2D, two-dimensional; CT, computed tomography.

A comparison of our prediction tools and other CNN studies that evaluated kidney disease parameters is summarized in Table 4.

Table 4.

Summary of studies that utilized convolutional neural networks to quantify parameters of kidney disease

Study Parameter of Interest Modality Number of Subjects Sensitivity Specificity Positive Predictive Value Negative Predictive Value Accuracy Area Under the Curve
2D global slice-by-slice model in current report Kidney fibrosis CT 92 0.817 0.852 0.886 0.767 0.831 0.917
2D U-Net voxel model in current report Kidney fibrosis CT 92 0.853 0.916 0.935 0.816 0.879 0.922
Abdeltawab (2019) (7) Early transplant kidney dysfunction MRI 56 0.933 0.923 NR NR 0.929 0.93
Kuo (2019) (25) eGFR US 1297 0.607 0.921 NR NR 0.856 0.904
Sabanayagam (2020) (26) eGFR RP 6485 0.83 0.83 0.54 0.96 NR 0.911
Chen (2020) (27) Kidney tumors CT 100 0.77 0.93 NR NR 0.9714 NR

2D, two-dimensional; CT, computed tomography; MRI, magnetic resonance imaging; NR, not reported; US, ultrasound; RP, two-field retinal photography.

Discussion

We initiated the AIRS study to develop machine learning tools to quantify kidney fibrosis as a noninvasive diagnostic alternative to renal biopsy. In a cohort of 92 patients, we analyzed 300 native kidney images and 73 transplant kidneys from 152 abdominal CT scans. We found the global slice-by-slice and voxel-based CNN models were similar in differentiating severe from mild/moderate kidney fibrosis, with AUC 0.917 versus 0.922, and PPV 0.886 versus 0.935, when compared with the ground-truth from kidney biopsy reports. Both CNN models performed consistently when tested against different CT scanners and when atrophic native kidneys in patients who have undergone a transplant were excluded; the global slice-by-slice model had slightly better prediction accuracy when only noncontrast CT scans were tested.

Diagnostic kidney biopsy remains the standard of care when histologic diagnosis is needed to guide management of proteinuria, transplant rejection or unexplained kidney dysfunction (1,2). However, the decision to pursue a native kidney biopsy may be complex, especially if the patient is on anticoagulation therapy or has anemia or thrombocytopenia, which may increase the risk for major complications, including blood transfusions, angiographic intervention, and death (overall incident rates 2%, 0.3% and 0.06%, respectively) (6). Noninvasive tools to evaluate the degree of kidney fibrosis are lacking (7), and to date have not utilized machine learning tools to minimize subjectivity and bias. These tools can prove useful when assessed in the context of other markers of chronic kidney impairment (e.g., elevated parathyroid hormone and phosphate).
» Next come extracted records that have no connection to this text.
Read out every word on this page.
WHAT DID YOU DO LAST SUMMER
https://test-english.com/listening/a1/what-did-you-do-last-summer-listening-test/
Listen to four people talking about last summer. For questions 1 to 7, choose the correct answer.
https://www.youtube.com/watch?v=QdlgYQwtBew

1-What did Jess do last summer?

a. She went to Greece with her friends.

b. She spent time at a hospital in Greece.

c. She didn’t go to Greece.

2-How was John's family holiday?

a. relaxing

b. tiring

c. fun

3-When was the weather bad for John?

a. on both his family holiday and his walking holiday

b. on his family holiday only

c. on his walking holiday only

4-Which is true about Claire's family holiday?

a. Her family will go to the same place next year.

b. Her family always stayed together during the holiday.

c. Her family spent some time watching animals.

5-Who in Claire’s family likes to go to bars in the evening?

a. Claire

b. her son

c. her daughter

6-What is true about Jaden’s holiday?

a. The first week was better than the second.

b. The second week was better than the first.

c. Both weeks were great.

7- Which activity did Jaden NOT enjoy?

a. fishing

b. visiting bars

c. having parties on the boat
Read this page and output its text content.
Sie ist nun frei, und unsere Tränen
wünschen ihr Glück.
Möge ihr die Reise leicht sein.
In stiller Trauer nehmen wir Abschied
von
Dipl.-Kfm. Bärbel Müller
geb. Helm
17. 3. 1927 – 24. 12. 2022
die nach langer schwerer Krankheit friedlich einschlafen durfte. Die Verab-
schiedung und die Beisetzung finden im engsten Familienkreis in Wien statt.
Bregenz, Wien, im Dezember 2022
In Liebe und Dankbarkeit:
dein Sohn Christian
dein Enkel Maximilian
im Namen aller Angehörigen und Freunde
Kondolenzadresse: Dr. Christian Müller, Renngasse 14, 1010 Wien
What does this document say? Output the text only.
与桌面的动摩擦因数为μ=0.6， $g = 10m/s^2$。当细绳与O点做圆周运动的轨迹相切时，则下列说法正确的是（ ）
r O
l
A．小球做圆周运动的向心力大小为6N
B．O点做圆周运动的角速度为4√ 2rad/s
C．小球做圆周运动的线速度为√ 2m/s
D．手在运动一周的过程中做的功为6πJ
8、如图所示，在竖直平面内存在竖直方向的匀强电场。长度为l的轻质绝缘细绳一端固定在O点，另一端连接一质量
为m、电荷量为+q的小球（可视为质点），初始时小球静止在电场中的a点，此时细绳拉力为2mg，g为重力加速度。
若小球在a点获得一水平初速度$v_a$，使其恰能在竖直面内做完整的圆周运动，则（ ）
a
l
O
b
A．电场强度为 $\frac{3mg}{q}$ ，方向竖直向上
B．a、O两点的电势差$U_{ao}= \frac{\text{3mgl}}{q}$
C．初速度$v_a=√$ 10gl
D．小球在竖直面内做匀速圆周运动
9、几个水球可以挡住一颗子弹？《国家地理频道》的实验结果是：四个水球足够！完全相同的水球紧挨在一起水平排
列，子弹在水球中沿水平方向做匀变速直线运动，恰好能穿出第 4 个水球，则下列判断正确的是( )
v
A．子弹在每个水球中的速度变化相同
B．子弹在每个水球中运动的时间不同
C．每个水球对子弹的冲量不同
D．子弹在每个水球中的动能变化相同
In particular, prediction of severe (>50%) fibrosis may justify avoidance of kidney biopsy because the patient would not be a candidate for immune-modulating therapy (i.e., the biopsy would not change clinical management). This information is valuable, for example, when patients present with advanced kidney failure and unknown medical history. Additional passes with the biopsy needle to optimize sampling of glomeruli for histology from a fibrotic kidney may lead to an increased risk of bleeding (22). If severe degree of fibrosis is predicted on CNN analysis of a CT scan, the medical team may decide to limit biopsy sampling or avoid kidney biopsy altogether, after shared decision making with the patient. Of note, a diagnostic native kidney biopsy may still be indicated in a seemingly end-stage kidney per nephrologist discretion to guide the evaluation of transplant candidacy or to determine the etiology of a systemic disease.

We noted that a prediction threshold of 0.5 performed the best with respect to future applicability in clinical decision making, whereby the goal is to identify patients with advanced kidney fibrosis, and thus avoid invasive biopsy and its potential bleeding complications discussed above. With the voxel-based CNN model, a threshold of 0.5 would identify 85% of individuals with advanced kidney fibrosis with a PPV of 94% (Table 2). Raising the threshold to 0.9 would marginally improve PPV to 95% but would drastically decrease sensitivity from 85% to 72% (i.e., would miss 28% of individuals with severe fibrosis).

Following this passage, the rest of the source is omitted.